Seelsorgebereich:Impuls zum 13. Sonntag im Jahreskreis

Mt 10, 37–40
In jener Zeit sprach Jesus zu seinen Aposteln:
37Wer Vater oder Mutter mehr liebt als mich,
ist meiner nicht wert,
und wer Sohn oder Tochter mehr liebt als mich,
ist meiner nicht wert.
38Und wer nicht sein Kreuz auf sich nimmt und mir nachfolgt,
ist meiner nicht wert.
39Wer das Leben gewinnen will,
wird es verlieren;
wer aber das Leben um meinetwillen verliert,
wird es gewinnen.
40Wer euch aufnimmt,
der nimmt mich auf,
und wer mich aufnimmt,
nimmt den auf, der mich gesandt hat.
Schwer zu hören….
sind manche Worte Jesu. Sie klingen hart, fast erschreckend: „Wer Vater oder Mutter mehr liebt als mich, ist meiner nicht wert.“ Oder: „Wer sein Leben gewinnen will, wird es verlieren.“
Solche Sätze können leicht missverstanden werden. Jesus will damit keinen Druck machen. Er will keine Angst erzeugen und keinen blinden Gehorsam fordern. Seine Worte sind keine Einladung zum Fanatismus. Sie sind vielmehr eine Einladung zur Freiheit — zu einer Freiheit, die aus dem Vertrauen auf Gott wächst.
Jesus spricht zu Menschen, die ihm nachfolgen wollen. Er verschweigt nicht, dass dieser Weg Spannungen mit sich bringen kann. Wer sich am Evangelium orientiert, wird nicht immer Zustimmung finden. Manchmal fordert der Glaube heraus — auch im eigenen Alltag, im Freundeskreis oder in der Familie.
Wie aktuell das ist, zeigt sich sogar im Fußball.
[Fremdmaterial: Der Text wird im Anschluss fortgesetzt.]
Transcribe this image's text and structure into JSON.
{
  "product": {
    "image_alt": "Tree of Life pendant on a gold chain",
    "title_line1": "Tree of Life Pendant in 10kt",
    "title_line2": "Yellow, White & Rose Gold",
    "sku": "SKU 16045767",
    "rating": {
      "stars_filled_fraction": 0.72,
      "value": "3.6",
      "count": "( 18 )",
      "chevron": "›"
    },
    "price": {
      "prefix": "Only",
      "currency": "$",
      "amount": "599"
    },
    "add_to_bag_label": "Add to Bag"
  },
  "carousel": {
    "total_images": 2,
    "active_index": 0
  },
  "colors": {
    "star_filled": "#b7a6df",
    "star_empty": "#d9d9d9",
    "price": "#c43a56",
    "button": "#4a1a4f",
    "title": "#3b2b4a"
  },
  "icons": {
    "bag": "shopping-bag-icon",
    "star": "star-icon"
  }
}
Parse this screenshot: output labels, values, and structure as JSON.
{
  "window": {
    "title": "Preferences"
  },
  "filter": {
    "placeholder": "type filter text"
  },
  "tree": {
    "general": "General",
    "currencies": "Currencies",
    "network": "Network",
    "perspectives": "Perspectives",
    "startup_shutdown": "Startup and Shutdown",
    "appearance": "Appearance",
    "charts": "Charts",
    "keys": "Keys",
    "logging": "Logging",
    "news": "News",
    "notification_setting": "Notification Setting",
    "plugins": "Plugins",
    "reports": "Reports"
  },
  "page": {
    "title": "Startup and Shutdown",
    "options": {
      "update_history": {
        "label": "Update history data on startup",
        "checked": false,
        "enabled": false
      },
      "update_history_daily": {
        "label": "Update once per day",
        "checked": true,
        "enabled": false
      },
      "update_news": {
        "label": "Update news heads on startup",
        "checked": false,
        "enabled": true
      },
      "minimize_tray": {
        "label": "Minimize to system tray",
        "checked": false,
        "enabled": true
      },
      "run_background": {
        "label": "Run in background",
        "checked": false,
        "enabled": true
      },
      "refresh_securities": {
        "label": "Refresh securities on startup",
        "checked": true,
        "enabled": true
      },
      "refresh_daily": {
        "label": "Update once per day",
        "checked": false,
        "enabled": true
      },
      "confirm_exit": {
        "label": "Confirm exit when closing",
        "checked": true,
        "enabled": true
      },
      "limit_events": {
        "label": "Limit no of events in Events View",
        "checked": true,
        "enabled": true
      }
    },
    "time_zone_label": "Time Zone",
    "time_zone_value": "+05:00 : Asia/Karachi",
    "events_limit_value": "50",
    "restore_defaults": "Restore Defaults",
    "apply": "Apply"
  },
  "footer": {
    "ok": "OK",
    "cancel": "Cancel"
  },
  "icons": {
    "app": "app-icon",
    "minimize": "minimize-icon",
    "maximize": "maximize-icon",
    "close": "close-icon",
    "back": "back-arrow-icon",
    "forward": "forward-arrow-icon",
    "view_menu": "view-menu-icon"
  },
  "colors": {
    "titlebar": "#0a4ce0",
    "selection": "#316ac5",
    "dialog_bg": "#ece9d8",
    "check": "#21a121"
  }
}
Wenn Spieler wie Felix Nmecha oder Jonathan Tah ihren Glauben zu Jesus Christus öffentlich leben, etwa indem sie nach einem Spiel beten, wird darüber sofort diskutiert. Die einen sehen darin ein glaubwürdiges Bekenntnis und ein Zeichen von Dankbarkeit. Andere fragen kritisch, ob Religion auf eine große öffentliche Bühne gehört. Gerade daran wird sichtbar: Glaube bleibt nicht folgenlos. Wer ihn öffentlich lebt, wird nicht immer nur Applaus bekommen. Entscheidend ist deshalb, dass ein Bekenntnis zu Christus nicht hart, ausgrenzend oder selbstgerecht macht, sondern demütig, barmherzig und frei.
Wie sind nun Jesu Worte zu verstehen?
„Wer sein Leben gewinnen will, wird es verlieren“: Das kann heißen, dass wir unser Leben verfehlen, wenn wir ständig nach mehr suchen, uns mit anderen vergleichen oder unseren Wert von Erfolg, Anerkennung und der Fülle unseres Terminkalenders abhängig machen.
Wer nur auf das schaut, was fehlt, übersieht leicht den Reichtum des eigenen Lebens — auch dann, wenn es unscheinbar, brüchig oder anders ist, als erhofft.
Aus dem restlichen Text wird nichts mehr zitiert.